Image Analysis with Azure Open AI GPT-4V and Azure Data Factory

This post has been republished via RSS; it originally appeared at: Microsoft Tech Community - Latest Blogs - .

Earlier this year, I published an article on building a solution with Azure Open AI GPT-4 Turbo with Vision (GPT4-V) to analyze videos with chat completions, all orchestrated with Azure Data Factory. Azure Data Factory is a great framework for making calls to Azure Open AI deployments since ADF offers:

A low-code solution without having to write and deploy apps or web services
Easy and secure integration with other Azure resources with Managed Identities
Features which aid in parameterization making a single data factory reuseable for many different scenarios (for example, an insurance company could use the same data factory to analyze videos or images for car damage as well as for fire damage, storm damage, etc. )

Since the first article was published, I have added image analysis to the ADF solution and have made it easy to deploy to your Azure Subscription from our Github repo, AI-in-a-Box, using azd. Below is the current flow of the ADF solution:

Solution resources and workflow

If you read the original blog, you will see that the Azure resources deployed are exactly the same as this solution. The only thing that has changed are the ADF pipelines. The resources used are:

Azure Key Vault for holding API keys as secrets
Azure Open AI with a GPT-4V Deployment (Preview)

Check here for available models and regions for deployment

Azure Computer Vision with Image Analysis 4.0 (Preview)

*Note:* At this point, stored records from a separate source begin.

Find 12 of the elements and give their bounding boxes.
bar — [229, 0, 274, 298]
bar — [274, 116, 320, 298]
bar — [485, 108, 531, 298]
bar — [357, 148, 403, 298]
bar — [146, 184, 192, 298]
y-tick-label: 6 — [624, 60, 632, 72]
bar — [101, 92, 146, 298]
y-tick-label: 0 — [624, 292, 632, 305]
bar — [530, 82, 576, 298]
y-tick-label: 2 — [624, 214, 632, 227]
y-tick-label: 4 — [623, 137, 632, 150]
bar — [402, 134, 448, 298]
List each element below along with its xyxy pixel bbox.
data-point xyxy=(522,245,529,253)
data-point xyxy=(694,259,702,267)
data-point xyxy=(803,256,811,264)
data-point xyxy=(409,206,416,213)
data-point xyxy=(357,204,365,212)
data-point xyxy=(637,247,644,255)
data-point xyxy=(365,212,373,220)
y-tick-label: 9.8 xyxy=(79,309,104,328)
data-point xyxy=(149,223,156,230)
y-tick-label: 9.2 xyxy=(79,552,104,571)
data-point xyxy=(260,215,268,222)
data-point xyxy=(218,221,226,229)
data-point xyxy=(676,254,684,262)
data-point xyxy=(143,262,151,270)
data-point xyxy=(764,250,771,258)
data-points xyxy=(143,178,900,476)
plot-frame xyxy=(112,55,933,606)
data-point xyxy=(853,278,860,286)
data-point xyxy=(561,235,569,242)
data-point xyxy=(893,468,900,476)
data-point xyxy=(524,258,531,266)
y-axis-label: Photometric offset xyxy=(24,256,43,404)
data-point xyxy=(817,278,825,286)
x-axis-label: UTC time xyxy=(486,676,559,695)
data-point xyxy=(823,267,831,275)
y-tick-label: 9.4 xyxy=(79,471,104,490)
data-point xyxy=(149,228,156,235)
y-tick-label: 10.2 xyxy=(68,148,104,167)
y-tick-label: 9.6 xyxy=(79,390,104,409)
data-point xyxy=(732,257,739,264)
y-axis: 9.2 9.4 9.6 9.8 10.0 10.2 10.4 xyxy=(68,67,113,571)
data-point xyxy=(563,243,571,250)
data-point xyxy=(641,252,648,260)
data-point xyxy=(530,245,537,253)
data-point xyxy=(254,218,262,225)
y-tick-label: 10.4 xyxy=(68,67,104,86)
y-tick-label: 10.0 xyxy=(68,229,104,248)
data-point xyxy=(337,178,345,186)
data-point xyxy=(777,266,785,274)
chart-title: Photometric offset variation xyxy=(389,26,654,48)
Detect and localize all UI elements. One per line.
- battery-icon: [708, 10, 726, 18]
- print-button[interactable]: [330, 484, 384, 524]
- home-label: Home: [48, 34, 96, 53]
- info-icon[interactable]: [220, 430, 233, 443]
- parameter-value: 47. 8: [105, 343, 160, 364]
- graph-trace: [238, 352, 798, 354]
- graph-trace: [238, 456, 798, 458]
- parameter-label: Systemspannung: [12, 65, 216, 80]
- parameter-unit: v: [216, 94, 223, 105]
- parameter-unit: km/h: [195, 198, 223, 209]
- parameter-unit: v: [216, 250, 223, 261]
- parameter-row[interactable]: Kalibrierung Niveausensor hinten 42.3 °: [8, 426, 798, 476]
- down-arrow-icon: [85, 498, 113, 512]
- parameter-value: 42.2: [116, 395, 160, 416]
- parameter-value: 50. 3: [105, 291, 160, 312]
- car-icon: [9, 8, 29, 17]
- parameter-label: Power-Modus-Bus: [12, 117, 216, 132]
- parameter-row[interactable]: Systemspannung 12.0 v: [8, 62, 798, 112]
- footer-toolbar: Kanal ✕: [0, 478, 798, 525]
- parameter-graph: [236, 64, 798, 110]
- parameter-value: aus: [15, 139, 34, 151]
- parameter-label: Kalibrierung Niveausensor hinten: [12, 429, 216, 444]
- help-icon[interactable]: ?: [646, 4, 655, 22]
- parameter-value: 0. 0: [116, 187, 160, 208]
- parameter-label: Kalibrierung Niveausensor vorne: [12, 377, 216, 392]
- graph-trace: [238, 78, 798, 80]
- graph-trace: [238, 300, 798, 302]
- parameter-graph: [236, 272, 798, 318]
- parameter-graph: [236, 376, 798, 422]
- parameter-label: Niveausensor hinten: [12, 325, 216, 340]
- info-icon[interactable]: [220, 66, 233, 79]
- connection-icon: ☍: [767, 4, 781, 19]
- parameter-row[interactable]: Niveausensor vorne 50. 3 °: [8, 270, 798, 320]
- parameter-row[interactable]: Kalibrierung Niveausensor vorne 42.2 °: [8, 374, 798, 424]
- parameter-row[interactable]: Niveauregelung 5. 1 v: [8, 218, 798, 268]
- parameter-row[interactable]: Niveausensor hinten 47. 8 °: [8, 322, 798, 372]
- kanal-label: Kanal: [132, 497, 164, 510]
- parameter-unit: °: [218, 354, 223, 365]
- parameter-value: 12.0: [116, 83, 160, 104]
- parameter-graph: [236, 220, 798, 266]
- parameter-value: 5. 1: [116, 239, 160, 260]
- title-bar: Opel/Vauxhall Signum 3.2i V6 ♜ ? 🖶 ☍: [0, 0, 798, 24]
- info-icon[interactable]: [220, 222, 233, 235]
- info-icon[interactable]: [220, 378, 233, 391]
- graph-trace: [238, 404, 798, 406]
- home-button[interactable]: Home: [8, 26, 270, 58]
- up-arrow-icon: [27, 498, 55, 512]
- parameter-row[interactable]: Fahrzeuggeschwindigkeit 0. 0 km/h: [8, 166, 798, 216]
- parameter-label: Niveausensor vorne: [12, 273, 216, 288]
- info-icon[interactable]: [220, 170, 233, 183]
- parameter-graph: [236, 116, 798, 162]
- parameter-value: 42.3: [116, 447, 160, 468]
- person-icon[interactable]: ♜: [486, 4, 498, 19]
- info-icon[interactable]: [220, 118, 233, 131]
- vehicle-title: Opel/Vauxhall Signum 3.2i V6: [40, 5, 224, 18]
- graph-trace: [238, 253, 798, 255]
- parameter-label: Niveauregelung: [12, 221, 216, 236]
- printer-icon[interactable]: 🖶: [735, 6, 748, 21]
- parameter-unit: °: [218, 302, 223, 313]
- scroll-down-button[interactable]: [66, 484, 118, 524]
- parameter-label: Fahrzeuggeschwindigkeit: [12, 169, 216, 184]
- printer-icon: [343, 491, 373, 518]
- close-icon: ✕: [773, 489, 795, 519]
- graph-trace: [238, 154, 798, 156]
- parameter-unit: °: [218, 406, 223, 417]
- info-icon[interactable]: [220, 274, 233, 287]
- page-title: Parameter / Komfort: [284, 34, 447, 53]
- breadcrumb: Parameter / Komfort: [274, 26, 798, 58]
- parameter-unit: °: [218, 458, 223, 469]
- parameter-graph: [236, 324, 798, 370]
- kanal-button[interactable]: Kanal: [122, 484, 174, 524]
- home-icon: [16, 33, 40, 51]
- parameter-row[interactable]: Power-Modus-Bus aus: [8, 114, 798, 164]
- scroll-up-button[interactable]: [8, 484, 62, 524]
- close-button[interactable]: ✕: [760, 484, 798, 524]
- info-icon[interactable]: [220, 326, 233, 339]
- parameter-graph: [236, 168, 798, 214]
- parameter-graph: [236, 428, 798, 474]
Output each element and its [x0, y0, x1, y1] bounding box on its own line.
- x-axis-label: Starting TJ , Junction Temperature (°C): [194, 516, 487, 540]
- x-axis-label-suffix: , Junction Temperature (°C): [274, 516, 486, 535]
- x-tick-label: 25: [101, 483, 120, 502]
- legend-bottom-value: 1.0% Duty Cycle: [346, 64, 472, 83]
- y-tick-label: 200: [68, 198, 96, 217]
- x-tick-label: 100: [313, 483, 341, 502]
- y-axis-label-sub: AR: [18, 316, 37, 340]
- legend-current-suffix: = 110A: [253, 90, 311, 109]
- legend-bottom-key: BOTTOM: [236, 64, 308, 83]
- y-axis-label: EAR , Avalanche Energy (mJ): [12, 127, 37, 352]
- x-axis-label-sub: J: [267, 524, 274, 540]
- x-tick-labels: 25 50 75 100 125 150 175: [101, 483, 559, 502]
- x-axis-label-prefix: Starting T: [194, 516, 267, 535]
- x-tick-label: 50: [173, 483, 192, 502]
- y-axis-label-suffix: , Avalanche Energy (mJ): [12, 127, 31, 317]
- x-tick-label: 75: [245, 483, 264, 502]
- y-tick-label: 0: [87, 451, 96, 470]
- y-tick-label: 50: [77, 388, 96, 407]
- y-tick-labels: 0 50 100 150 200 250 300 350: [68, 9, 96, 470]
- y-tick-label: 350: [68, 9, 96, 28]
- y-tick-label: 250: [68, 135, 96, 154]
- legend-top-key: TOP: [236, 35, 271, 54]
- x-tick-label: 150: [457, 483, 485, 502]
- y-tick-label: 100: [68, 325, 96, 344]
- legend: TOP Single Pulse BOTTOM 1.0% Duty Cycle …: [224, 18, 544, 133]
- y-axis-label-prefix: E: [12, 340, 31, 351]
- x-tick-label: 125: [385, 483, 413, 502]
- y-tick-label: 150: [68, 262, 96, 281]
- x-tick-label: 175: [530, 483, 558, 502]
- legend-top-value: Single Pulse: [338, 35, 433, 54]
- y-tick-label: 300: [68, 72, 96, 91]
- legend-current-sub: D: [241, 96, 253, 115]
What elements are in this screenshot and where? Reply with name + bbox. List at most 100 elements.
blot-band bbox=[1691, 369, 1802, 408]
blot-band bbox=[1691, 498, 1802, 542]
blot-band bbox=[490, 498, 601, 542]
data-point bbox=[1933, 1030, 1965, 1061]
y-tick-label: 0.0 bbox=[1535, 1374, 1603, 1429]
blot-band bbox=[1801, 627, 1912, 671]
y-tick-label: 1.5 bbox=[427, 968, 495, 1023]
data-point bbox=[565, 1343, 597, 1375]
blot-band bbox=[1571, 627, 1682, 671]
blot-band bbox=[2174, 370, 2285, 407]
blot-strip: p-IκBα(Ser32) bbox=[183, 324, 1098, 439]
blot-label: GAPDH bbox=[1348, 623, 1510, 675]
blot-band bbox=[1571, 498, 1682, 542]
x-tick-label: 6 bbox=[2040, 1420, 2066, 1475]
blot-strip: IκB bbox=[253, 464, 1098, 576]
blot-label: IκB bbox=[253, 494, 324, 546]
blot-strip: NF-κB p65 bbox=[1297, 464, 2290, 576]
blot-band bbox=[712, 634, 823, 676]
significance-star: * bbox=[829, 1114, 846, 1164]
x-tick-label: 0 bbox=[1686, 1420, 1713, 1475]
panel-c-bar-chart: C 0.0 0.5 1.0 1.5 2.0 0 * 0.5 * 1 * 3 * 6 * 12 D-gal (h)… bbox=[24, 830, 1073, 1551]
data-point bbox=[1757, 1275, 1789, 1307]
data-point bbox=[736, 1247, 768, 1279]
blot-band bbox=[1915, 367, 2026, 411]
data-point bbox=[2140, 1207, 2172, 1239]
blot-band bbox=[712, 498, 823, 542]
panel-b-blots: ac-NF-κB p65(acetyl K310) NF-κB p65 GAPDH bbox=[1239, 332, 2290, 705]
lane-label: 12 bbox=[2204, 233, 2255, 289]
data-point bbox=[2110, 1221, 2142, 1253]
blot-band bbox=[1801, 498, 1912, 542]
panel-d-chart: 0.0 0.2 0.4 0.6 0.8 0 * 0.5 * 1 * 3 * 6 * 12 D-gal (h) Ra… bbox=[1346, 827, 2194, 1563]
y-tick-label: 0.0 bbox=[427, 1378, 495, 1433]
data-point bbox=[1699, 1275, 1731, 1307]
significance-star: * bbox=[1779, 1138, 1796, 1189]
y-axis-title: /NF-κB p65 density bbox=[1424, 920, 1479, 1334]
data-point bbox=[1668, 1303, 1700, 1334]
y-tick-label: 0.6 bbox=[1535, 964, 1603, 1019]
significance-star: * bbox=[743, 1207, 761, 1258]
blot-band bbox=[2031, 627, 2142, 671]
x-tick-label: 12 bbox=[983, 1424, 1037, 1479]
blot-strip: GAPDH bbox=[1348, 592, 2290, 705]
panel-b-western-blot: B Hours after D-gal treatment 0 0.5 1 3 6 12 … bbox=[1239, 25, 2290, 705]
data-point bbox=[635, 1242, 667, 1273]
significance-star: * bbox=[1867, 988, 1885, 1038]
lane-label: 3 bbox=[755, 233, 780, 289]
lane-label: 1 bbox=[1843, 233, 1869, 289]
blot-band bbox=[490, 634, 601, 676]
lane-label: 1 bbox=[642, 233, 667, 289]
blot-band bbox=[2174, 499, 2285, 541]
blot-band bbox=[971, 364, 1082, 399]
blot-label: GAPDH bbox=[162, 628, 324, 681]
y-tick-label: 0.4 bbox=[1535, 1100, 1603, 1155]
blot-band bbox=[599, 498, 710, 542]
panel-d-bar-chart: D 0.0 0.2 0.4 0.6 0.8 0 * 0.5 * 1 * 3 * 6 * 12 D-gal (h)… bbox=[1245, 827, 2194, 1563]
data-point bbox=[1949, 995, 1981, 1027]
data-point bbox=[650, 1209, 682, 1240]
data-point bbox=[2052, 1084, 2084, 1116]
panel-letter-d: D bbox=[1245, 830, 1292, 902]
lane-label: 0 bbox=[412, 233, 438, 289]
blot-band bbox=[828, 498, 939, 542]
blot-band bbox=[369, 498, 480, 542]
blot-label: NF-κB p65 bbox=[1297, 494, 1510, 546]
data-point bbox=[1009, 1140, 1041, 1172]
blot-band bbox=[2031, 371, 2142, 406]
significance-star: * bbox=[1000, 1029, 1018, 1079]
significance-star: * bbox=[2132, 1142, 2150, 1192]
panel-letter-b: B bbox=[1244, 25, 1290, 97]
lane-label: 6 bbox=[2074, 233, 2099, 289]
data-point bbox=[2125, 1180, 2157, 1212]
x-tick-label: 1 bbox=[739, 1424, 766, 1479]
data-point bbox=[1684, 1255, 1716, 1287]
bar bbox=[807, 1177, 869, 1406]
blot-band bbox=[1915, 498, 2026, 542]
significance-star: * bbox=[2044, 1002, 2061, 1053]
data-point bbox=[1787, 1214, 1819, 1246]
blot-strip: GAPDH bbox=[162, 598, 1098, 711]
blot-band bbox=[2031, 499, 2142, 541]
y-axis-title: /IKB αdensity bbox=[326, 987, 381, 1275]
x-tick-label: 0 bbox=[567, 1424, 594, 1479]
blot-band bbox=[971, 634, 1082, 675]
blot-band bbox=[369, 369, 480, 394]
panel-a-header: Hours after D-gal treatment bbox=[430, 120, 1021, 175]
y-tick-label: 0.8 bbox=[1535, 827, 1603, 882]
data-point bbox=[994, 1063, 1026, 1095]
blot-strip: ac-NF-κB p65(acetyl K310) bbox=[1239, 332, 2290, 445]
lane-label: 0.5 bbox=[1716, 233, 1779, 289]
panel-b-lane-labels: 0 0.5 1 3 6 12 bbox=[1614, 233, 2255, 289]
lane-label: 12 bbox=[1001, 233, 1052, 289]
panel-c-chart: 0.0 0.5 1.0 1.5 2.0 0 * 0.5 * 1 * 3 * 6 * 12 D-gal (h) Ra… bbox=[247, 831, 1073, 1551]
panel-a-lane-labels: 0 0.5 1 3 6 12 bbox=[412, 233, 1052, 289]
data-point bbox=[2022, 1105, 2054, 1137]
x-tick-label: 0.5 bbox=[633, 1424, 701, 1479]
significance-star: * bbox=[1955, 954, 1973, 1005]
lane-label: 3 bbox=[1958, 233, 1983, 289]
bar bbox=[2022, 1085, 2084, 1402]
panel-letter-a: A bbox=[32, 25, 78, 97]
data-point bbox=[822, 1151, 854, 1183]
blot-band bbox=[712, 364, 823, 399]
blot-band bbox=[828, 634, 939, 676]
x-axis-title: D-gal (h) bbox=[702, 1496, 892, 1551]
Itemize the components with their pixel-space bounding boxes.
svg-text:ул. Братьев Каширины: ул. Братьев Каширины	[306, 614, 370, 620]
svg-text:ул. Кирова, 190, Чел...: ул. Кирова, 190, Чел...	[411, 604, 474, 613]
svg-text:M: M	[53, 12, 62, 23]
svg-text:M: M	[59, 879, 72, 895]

Follow the prerequisites in the above link and note the region availability and supported video formats

Azure Data Factory for orchestration
Azure Blob Storage for holding images and videos to be processed

This must be in the same region as your Azure Open AI resource

Azure Cosmos DB Account (NoSQL API), database and container for logging GPT-4V completion response

ADF/GPT-4V for Image and Video Processing - Orchestrator Pipeline

An orchestrator pipeline is the main pipeline that is called by event or at a scheduled time, executing all the activities to be performed, including running other pipelines. The orchestration pipeline has changed slightly since the original article was written. It now includes image processing along with telling GPT-4V to return the results in a Json format.

Takes in the specified parameters for the system message, user message, image and/or video storage account, and Cosmos DB account and database information.
1. Though GPT-4V does not support resource-format Json at this time, you can still return a string result in a Json format.
2. In the system_message parameter on the Orchestration Pipeline, specify that the results should be formatted in Json:

The system message says:

Your task is to analyze vehicles for damage. You will be presented videos or images of vehicles. Each video or image will only show a portion of the vehicle and there may be glare on the video or image. You need to inspect the video or image closely and determine if there is any damage to the vehicle, such as dents, scratches, broken lights, broken windows, etc. You will provide the following information in JSON format: {\"summary\":\"\", \"damage_probability\":\"\",\"damage_type\":\"\",\"damage_location\":\"\"}. Do not return as code block. The definitions for each JSON field are as follows: summary = a description of the vehicle and and damage found; damage_probability = a value between 1 and 10 where 1 is no damage found, 5 is some likelyhood of damage, and 10 is obvious damage; damage_type = the type of damage on the vehicle, such as scratches, chips, dents, broken glass; damage_location = the location of the damage on the vehicle such as passenger front door, rear bumper.

At the end of this post, you will see how easy it is to query the results and return the content as a Json object.

2. Get the secrets from key vault and store them as return variables

3. Set a variable which contains the name/value pair for temperature. The parameter above for temperature returns “temperature” : 0.5

4. Set a variable which contains the name/value pair for top_p. The parameter above is not set so it will be blank.

5. Gets a list of the videos and/or images in the storage account

6. Then for each video or image, checks the file type and executes the appropriate pipeline depending on whether it is a video or image, passing in the appropriate file details and other values for parameters.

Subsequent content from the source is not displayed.